The demand for affordable housing was evident when the Irvine Community Land Trust last month opened applications for an 80-unit affordable housing apartment and received more than 6,800 applications.
“There are a few things that [are] crucial and essential in normal circumstances and are now heightened especially in a pandemic, that is putting a roof over our head and feeding our family and remaining healthy,” Orange County Democratic Chair and Unite Here Local 11 co-president Ada Briceño said. “These are things we need for a dignified life.”
Briceño oversees a union that has been severely impacted by the pandemic. Unite Here represents tens of thousands of hotels, airports, and convention workers across Southern California.
“Our members are really struggling. Of our 32,000 workers, we’re lucky if 4,000 are currently working. It’s horrific," Briceño said, adding that many of the union members are renters.

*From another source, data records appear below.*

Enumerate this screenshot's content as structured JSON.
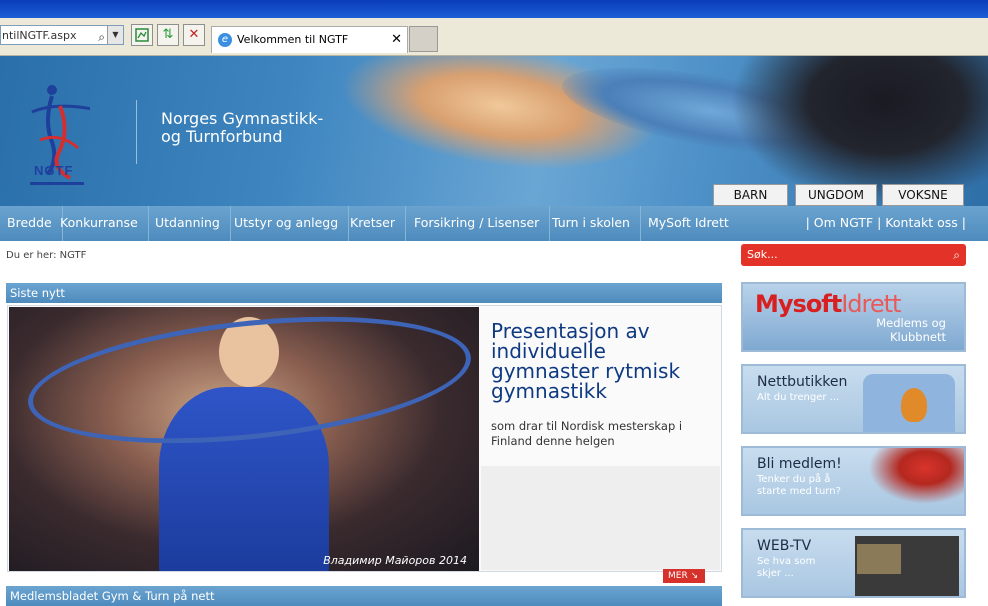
{
  "browser": {
    "address": "ntilNGTF.aspx",
    "tab_title": "Velkommen til NGTF"
  },
  "header": {
    "logo_text": "NGTF",
    "org_line1": "Norges Gymnastikk-",
    "org_line2": "og Turnforbund",
    "audience": [
      "BARN",
      "UNGDOM",
      "VOKSNE"
    ]
  },
  "nav": {
    "items": [
      "Bredde",
      "Konkurranse",
      "Utdanning",
      "Utstyr og anlegg",
      "Kretser",
      "Forsikring / Lisenser",
      "Turn i skolen",
      "MySoft Idrett"
    ],
    "utility": "| Om NGTF | Kontakt oss |"
  },
  "breadcrumb": "Du er her: NGTF",
  "news": {
    "section_title": "Siste nytt",
    "headline": "Presentasjon av individuelle gymnaster rytmisk gymnastikk",
    "teaser": "som drar til Nordisk mesterskap i Finland denne helgen",
    "photo_credit": "Владимир Майоров 2014",
    "more_label": "MER"
  },
  "next_section": "Medlemsbladet Gym & Turn på nett",
  "sidebar": {
    "search_placeholder": "Søk...",
    "mysoft_red": "Mysoft",
    "mysoft_light": "Idrett",
    "mysoft_sub1": "Medlems og",
    "mysoft_sub2": "Klubbnett",
    "shop_title": "Nettbutikken",
    "shop_sub": "Alt du trenger ...",
    "member_title": "Bli medlem!",
    "member_sub1": "Tenker du på å",
    "member_sub2": "starte med turn?",
    "webtv_title": "WEB-TV",
    "webtv_sub1": "Se hva som",
    "webtv_sub2": "skjer ..."
  }
}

Montero, who is a Unite Here union member, said she is not the only one struggling. Many of her co-workers are in the same situation, scraping by and looking for ways to make rent. She said it is hard for her to find work given the current situation.
Although some landlords offer some type of deferment agreement to those tenants impacted by the pandemic, Montero said her landlord offers no such agreement.
"If I don't pay rent within three days of when it's due, I get charged an extra $50," she said.
Victor Valladeras, a Huntington Beach resident and renter, said he's lived in an apartment for most of his life. Like Montero, he finds himself moving from place to place depending on how much a landlord hikes rent.
"I've been fortunate that I haven't been moving from city to city because that would be hard on me and my kids," Valladeras said. "But what we're seeing with other families is that they are doubling and tripling up and staying together because they can't afford rent."
Valladeras said he is for rent control because it could offer him a level of stability.
"I don't want to be a renter my whole life," he said. "I want the American dream — a house with a white picket fence. But I can't do that if my rent keeps going up."